And now, Federal Finance Minister Ishaq Dar said, the company was rolling back its half-completed project from Pakistan. The federal minister talked about the controversy at length during his visit to the Recorder House here on Monday. "Tuwairqi Steel is going to fold," he told Business Recorder.
Dwelling on background of the dispute, the finance minister came up with many revealing facts about how the JV had been pressuring him on politico-bureaucratic fronts to get its demands met. The company, he recalled, had signed a Memorandum of Understating (MoU) in 2005 with the then government under which it was to get natural gas under a "complex formula" for its $340 million DRI plant for a five-year period at Rs 123 mmcfd.
When the next government came to power, the company converted the MoU into an Implementation Agreement (IA) that had no commitment of the price agreed in the Memorandum. "If it was, I am sure, they are smart enough to appear in a court of law long time back," Dar said adding "They know it is not their legal right."
He said while his government had been offering different practicable solutions to the TSML the latter had been insisting on the grant of Rs 123 mmcfd price.
This, the finance minister said, was not possible as the current market price for gas in the energy-scarce country stood at Rs 360 mmcfd for fertilizer sector and over Rs 500 mmcfd for general industries.
The latter price being a benchmark the country''s yearly losses on account of price differential amounted to Rs 17 billion, he said.
"Who would justify to future generations and the general public if I quote the demanded price," he maintained, saying Pakistan was not a gas-surplus country that could sell the Rs 500 fuel at Rs 123. "You are a gas shortage country and you are going to import it," he said.

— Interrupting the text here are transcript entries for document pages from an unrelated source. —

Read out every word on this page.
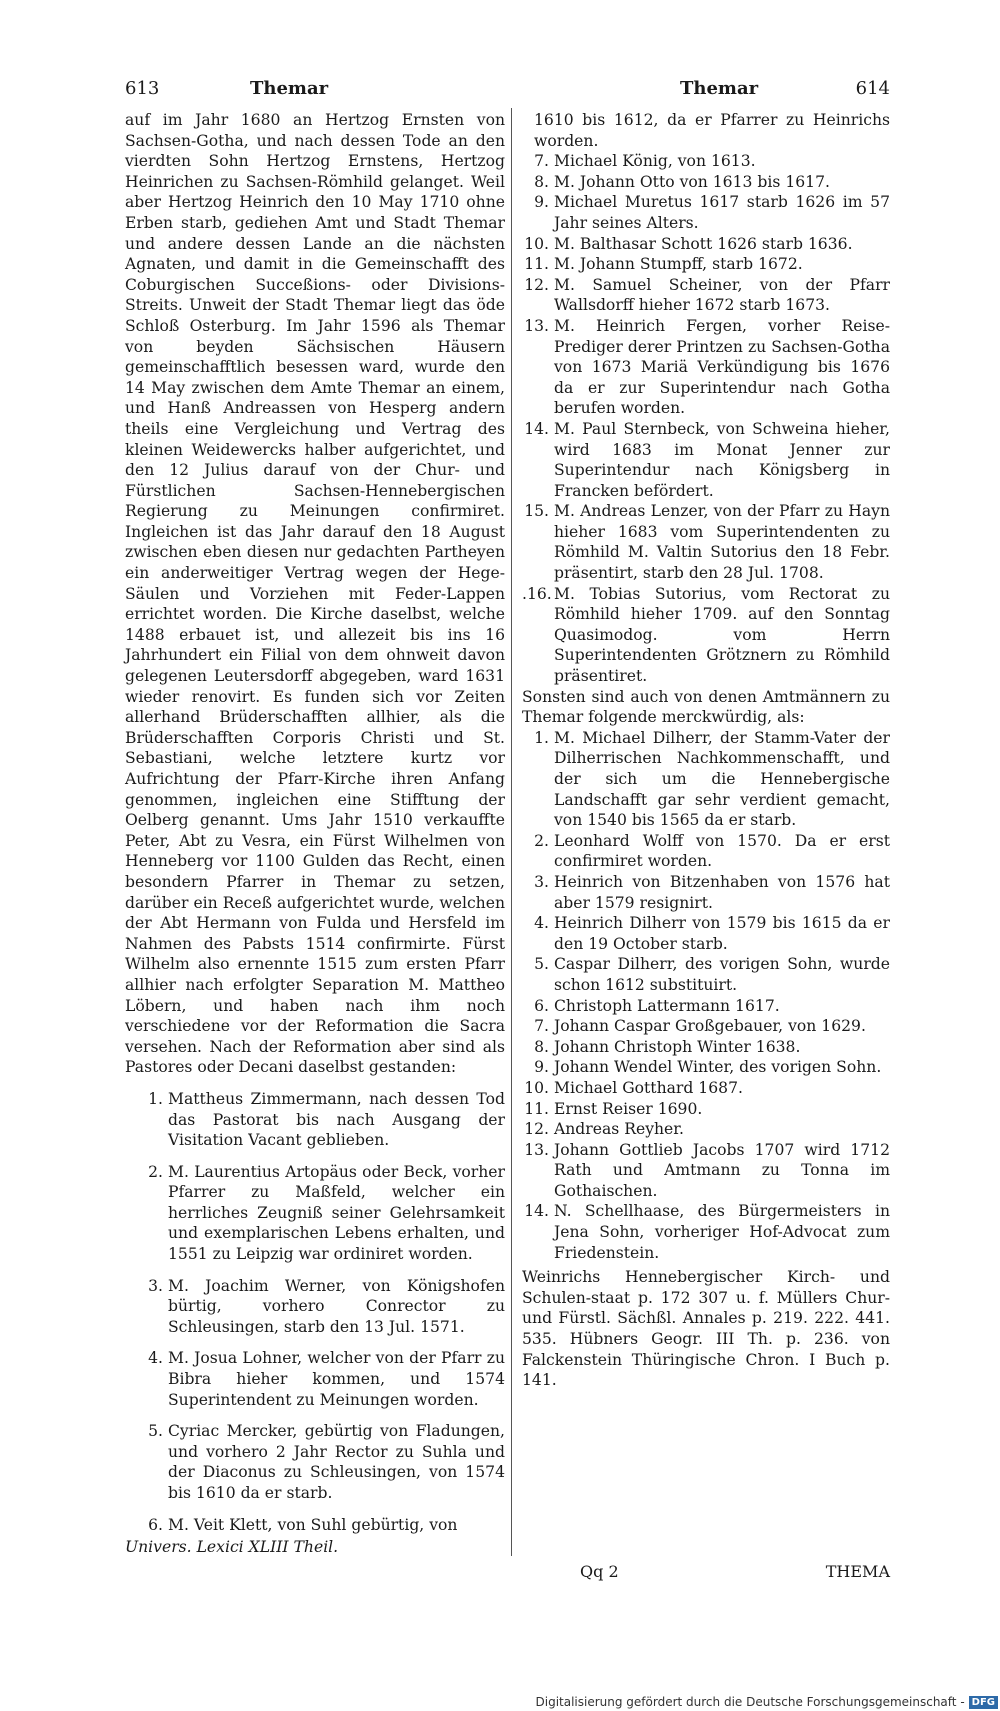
613	Themar	Themar	614

auf im Jahr 1680 an Hertzog Ernsten von Sachsen-Gotha, und nach dessen Tode an den vierdten Sohn Hertzog Ernstens, Hertzog Heinrichen zu Sachsen-Römhild gelanget. Weil aber Hertzog Heinrich den 10 May 1710 ohne Erben starb, gediehen Amt und Stadt Themar und andere dessen Lande an die nächsten Agnaten, und damit in die Gemeinschafft des Coburgischen Succeßions- oder Divisions-Streits. Unweit der Stadt Themar liegt das öde Schloß Osterburg. Im Jahr 1596 als Themar von beyden Sächsischen Häusern gemeinschafftlich besessen ward, wurde den 14 May zwischen dem Amte Themar an einem, und Hanß Andreassen von Hesperg andern theils eine Vergleichung und Vertrag des kleinen Weidewercks halber aufgerichtet, und den 12 Julius darauf von der Chur- und Fürstlichen Sachsen-Hennebergischen Regierung zu Meinungen confirmiret. Ingleichen ist das Jahr darauf den 18 August zwischen eben diesen nur gedachten Partheyen ein anderweitiger Vertrag wegen der Hege-Säulen und Vorziehen mit Feder-Lappen errichtet worden. Die Kirche daselbst, welche 1488 erbauet ist, und allezeit bis ins 16 Jahrhundert ein Filial von dem ohnweit davon gelegenen Leutersdorff abgegeben, ward 1631 wieder renovirt. Es funden sich vor Zeiten allerhand Brüderschafften allhier, als die Brüderschafften Corporis Christi und St. Sebastiani, welche letztere kurtz vor Aufrichtung der Pfarr-Kirche ihren Anfang genommen, ingleichen eine Stifftung der Oelberg genannt. Ums Jahr 1510 verkauffte Peter, Abt zu Vesra, ein Fürst Wilhelmen von Henneberg vor 1100 Gulden das Recht, einen besondern Pfarrer in Themar zu setzen, darüber ein Receß aufgerichtet wurde, welchen der Abt Hermann von Fulda und Hersfeld im Nahmen des Pabsts 1514 confirmirte. Fürst Wilhelm also ernennte 1515 zum ersten Pfarr allhier nach erfolgter Separation M. Mattheo Löbern, und haben nach ihm noch verschiedene vor der Reformation die Sacra versehen. Nach der Reformation aber sind als Pastores oder Decani daselbst gestanden:

1. Mattheus Zimmermann, nach dessen Tod das Pastorat bis nach Ausgang der Visitation Vacant geblieben.
2. M. Laurentius Artopäus oder Beck, vorher Pfarrer zu Maßfeld, welcher ein herrliches Zeugniß seiner Gelehrsamkeit und exemplarischen Lebens erhalten, und 1551 zu Leipzig war ordiniret worden.
3. M. Joachim Werner, von Königshofen bürtig, vorhero Conrector zu Schleusingen, starb den 13 Jul. 1571.
4. M. Josua Lohner, welcher von der Pfarr zu Bibra hieher kommen, und 1574 Superintendent zu Meinungen worden.
5. Cyriac Mercker, gebürtig von Fladungen, und vorhero 2 Jahr Rector zu Suhla und der Diaconus zu Schleusingen, von 1574 bis 1610 da er starb.
6. M. Veit Klett, von Suhl gebürtig, von
Univers. Lexici XLIII Theil.

1610 bis 1612, da er Pfarrer zu Heinrichs worden.

7. Michael König, von 1613.
8. M. Johann Otto von 1613 bis 1617.
9. Michael Muretus 1617 starb 1626 im 57 Jahr seines Alters.
10. M. Balthasar Schott 1626 starb 1636.
11. M. Johann Stumpff, starb 1672.
12. M. Samuel Scheiner, von der Pfarr Wallsdorff hieher 1672 starb 1673.
13. M. Heinrich Fergen, vorher Reise-Prediger derer Printzen zu Sachsen-Gotha von 1673 Mariä Verkündigung bis 1676 da er zur Superintendur nach Gotha berufen worden.
14. M. Paul Sternbeck, von Schweina hieher, wird 1683 im Monat Jenner zur Superintendur nach Königsberg in Francken befördert.
15. M. Andreas Lenzer, von der Pfarr zu Hayn hieher 1683 vom Superintendenten zu Römhild M. Valtin Sutorius den 18 Febr. präsentirt, starb den 28 Jul. 1708.
.16. M. Tobias Sutorius, vom Rectorat zu Römhild hieher 1709. auf den Sonntag Quasimodog. vom Herrn Superintendenten Grötznern zu Römhild präsentiret.

Sonsten sind auch von denen Amtmännern zu Themar folgende merckwürdig, als:

1. M. Michael Dilherr, der Stamm-Vater der Dilherrischen Nachkommenschafft, und der sich um die Hennebergische Landschafft gar sehr verdient gemacht, von 1540 bis 1565 da er starb.
2. Leonhard Wolff von 1570. Da er erst confirmiret worden.
3. Heinrich von Bitzenhaben von 1576 hat aber 1579 resignirt.
4. Heinrich Dilherr von 1579 bis 1615 da er den 19 October starb.
5. Caspar Dilherr, des vorigen Sohn, wurde schon 1612 substituirt.
6. Christoph Lattermann 1617.
7. Johann Caspar Großgebauer, von 1629.
8. Johann Christoph Winter 1638.
9. Johann Wendel Winter, des vorigen Sohn.
10. Michael Gotthard 1687.
11. Ernst Reiser 1690.
12. Andreas Reyher.
13. Johann Gottlieb Jacobs 1707 wird 1712 Rath und Amtmann zu Tonna im Gothaischen.
14. N. Schellhaase, des Bürgermeisters in Jena Sohn, vorheriger Hof-Advocat zum Friedenstein.

Weinrichs Hennebergischer Kirch- und Schulen-staat p. 172 307 u. f. Müllers Chur- und Fürstl. Sächßl. Annales p. 219. 222. 441. 535. Hübners Geogr. III Th. p. 236. von Falckenstein Thüringische Chron. I Buch p. 141.

Qq 2	THEMA
Digitalisierung gefördert durch die Deutsche Forschungsgemeinschaft - DFG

Dar claimed that his government offered different solutions to the Steel Mill that ultimately fell on deaf ears in the TSML.

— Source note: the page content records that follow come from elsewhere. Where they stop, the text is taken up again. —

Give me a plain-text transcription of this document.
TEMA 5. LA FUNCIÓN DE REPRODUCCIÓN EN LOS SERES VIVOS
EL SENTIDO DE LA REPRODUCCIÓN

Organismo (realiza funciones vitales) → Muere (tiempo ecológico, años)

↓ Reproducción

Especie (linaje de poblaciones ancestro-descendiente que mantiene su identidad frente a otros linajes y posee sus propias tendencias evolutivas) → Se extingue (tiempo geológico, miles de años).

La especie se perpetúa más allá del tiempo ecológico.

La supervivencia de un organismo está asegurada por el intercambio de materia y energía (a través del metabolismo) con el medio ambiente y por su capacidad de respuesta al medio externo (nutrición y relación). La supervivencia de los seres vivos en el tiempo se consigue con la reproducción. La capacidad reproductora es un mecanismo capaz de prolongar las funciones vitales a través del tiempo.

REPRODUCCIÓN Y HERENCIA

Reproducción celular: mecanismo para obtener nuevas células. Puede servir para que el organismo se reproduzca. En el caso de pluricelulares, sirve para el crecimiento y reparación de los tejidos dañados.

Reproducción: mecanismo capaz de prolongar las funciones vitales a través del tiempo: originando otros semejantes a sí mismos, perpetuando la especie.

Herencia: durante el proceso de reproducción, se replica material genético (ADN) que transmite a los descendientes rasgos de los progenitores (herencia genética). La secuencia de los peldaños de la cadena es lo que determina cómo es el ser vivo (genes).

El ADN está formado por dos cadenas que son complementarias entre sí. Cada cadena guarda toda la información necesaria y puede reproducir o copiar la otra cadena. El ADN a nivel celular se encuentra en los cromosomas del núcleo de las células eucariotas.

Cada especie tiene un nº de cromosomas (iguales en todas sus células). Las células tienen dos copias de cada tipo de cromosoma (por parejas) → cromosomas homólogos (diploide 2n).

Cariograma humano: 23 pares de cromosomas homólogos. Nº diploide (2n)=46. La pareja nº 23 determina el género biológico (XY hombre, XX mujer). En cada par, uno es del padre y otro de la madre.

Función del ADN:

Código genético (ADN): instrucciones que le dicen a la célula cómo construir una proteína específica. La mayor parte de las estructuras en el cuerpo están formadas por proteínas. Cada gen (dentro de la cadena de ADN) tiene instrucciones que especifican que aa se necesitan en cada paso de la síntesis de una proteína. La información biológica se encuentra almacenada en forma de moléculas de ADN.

One such solution, he said, was to offer them the most competitive industrial price of Rs 365, which the government set for the local fertilizer sector. This, if accepted, would still have made a cash-strapped government incur a Rs 11 billion loss.
The Korean-Saudi joint venture, the finance minister said, claimed to be a par excellence good dividend company which planned to invest $850 million in Pakistan.

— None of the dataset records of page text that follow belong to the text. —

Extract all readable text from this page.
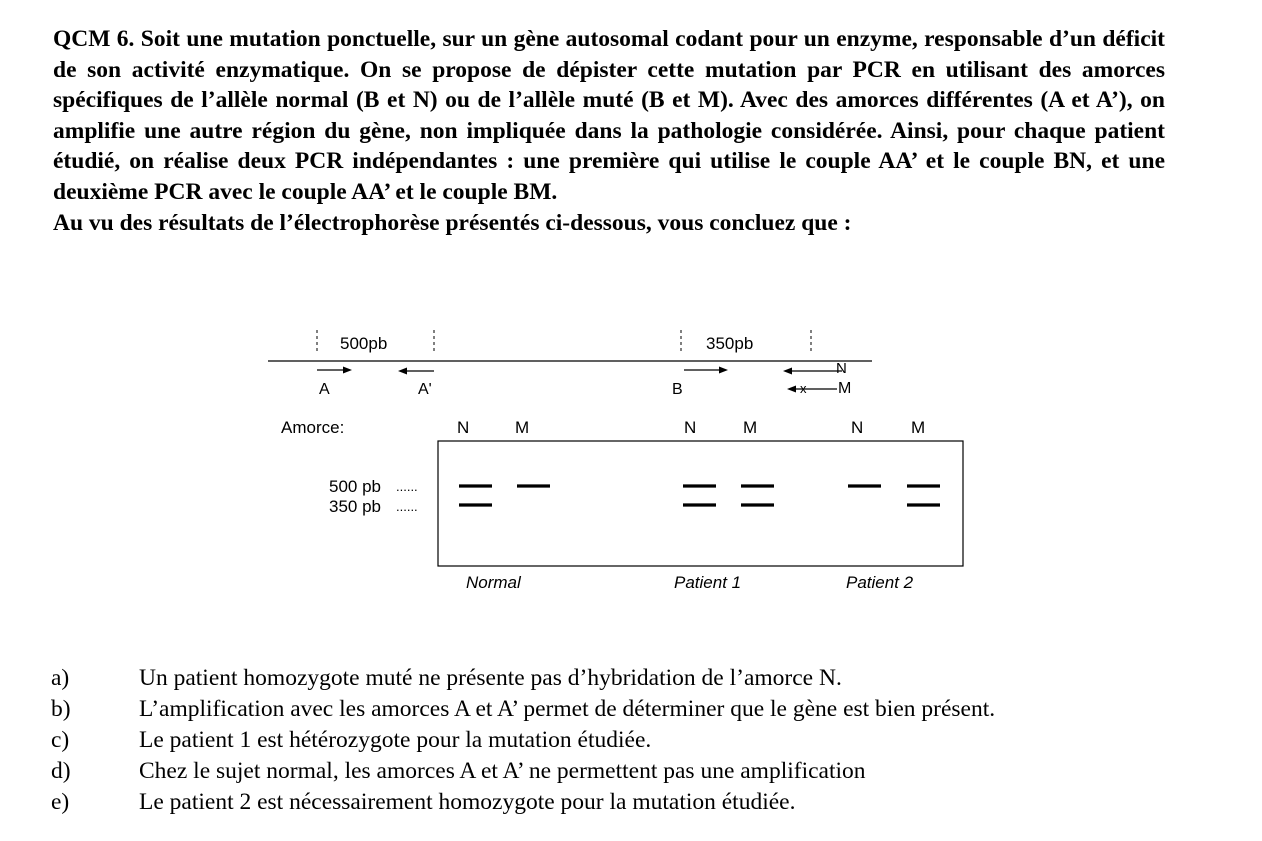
QCM 6. Soit une mutation ponctuelle, sur un gène autosomal codant pour un enzyme, responsable d’un déficit de son activité enzymatique. On se propose de dépister cette mutation par PCR en utilisant des amorces spécifiques de l’allèle normal (B et N) ou de l’allèle muté (B et M). Avec des amorces différentes (A et A’), on amplifie une autre région du gène, non impliquée dans la pathologie considérée. Ainsi, pour chaque patient étudié, on réalise deux PCR indépendantes : une première qui utilise le couple AA’ et le couple BN, et une deuxième PCR avec le couple AA’ et le couple BM.

Au vu des résultats de l’électrophorèse présentés ci-dessous, vous concluez que :

500pb	350pb
x
A	A'	B
N
M
Amorce:	N	M	N	M	N	M
500 pb
350 pb
......
......
Normal	Patient 1	Patient 2
a)	Un patient homozygote muté ne présente pas d’hybridation de l’amorce N.
b)	L’amplification avec les amorces A et A’ permet de déterminer que le gène est bien présent.
c)	Le patient 1 est hétérozygote pour la mutation étudiée.
d)	Chez le sujet normal, les amorces A et A’ ne permettent pas une amplification
e)	Le patient 2 est nécessairement homozygote pour la mutation étudiée.
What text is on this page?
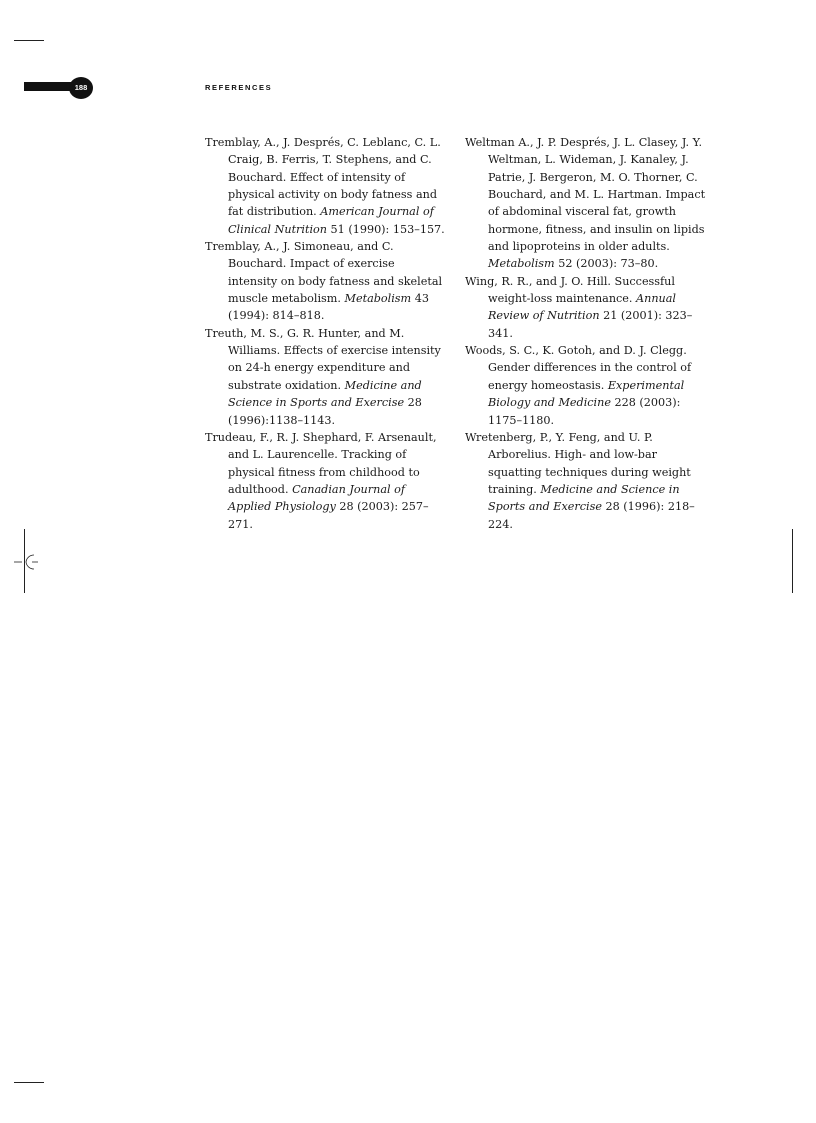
188	REFERENCES

Tremblay, A., J. Després, C. Leblanc, C. L. Craig, B. Ferris, T. Stephens, and C. Bouchard. Effect of intensity of physical activity on body fatness and fat distribution. American Journal of Clinical Nutrition 51 (1990): 153–157.

Tremblay, A., J. Simoneau, and C. Bouchard. Impact of exercise intensity on body fatness and skeletal muscle metabolism. Metabolism 43 (1994): 814–818.

Treuth, M. S., G. R. Hunter, and M. Williams. Effects of exercise intensity on 24-h energy expenditure and substrate oxidation. Medicine and Science in Sports and Exercise 28 (1996):1138–1143.

Trudeau, F., R. J. Shephard, F. Arsenault, and L. Laurencelle. Tracking of physical fitness from childhood to adulthood. Canadian Journal of Applied Physiology 28 (2003): 257–271.

Weltman A., J. P. Després, J. L. Clasey, J. Y. Weltman, L. Wideman, J. Kanaley, J. Patrie, J. Bergeron, M. O. Thorner, C. Bouchard, and M. L. Hartman. Impact of abdominal visceral fat, growth hormone, fitness, and insulin on lipids and lipoproteins in older adults. Metabolism 52 (2003): 73–80.

Wing, R. R., and J. O. Hill. Successful weight-loss maintenance. Annual Review of Nutrition 21 (2001): 323–341.

Woods, S. C., K. Gotoh, and D. J. Clegg. Gender differences in the control of energy homeostasis. Experimental Biology and Medicine 228 (2003): 1175–1180.

Wretenberg, P., Y. Feng, and U. P. Arborelius. High- and low-bar squatting techniques during weight training. Medicine and Science in Sports and Exercise 28 (1996): 218–224.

Another proposal to TSML was that it should give to the SSGC its shareholdings equivalent to the annual price difference of five years. "Otherwise, you would make the Sui Southern bankrupt by forcing it to sell gas at a far reduced price," he said.
The federal minister asked the foreign company to sign a Buyback Agreement with the SSGC providing that the utility would have the right to offload its stakes in the market in case the TSML goes public.
"Otherwise, after five years you [TSML] would be bound to buy the shares with X percentage of profit," Dar told the company.
"What more I can offer them," he wondered. Now, the TSML having rejected all his suggestions, the company was putting pressure on the finance minister through different channels.
"They first tried to pressure me using every quarter of the government and when I did not budge, they started mobilising political figures," the minister claimed.
He said political figures ranging from opposition leaders to chief ministers of the "non-Punjab" provinces were calling him time and again to convince him in favour of TSML.
"I wonder what a great lobby they have. I am seriously thinking of mobilising them in [our campaign for] next elections," he quipped.
The federal minister, however, said despite the country''s thirst for foreign investment it was impossible for his side to accept the demands of TSML.
"I told them I had no courage to make SSGC incur a Rs 11 billion loss, specially, when the demanded rate is no legal right of the company as the MoU-turned-IA suggests," Dar said. On the other hand, in the extraordinary general meeting (EOGM) of the company''s shareholders held on November 25-26 last year in Islamabad, a resolution had been adopted saying the JV would be exiting the country had the next ECC meeting failed to address the pending issue.
Later, in its January 27 meeting in Dammam, the board of Tuwairqi Steel, reportedly, decided to lay off 1000 of the company employees. The steel manufacturer''s DRI plant had been shutdown since September 2013 for commercial reasons.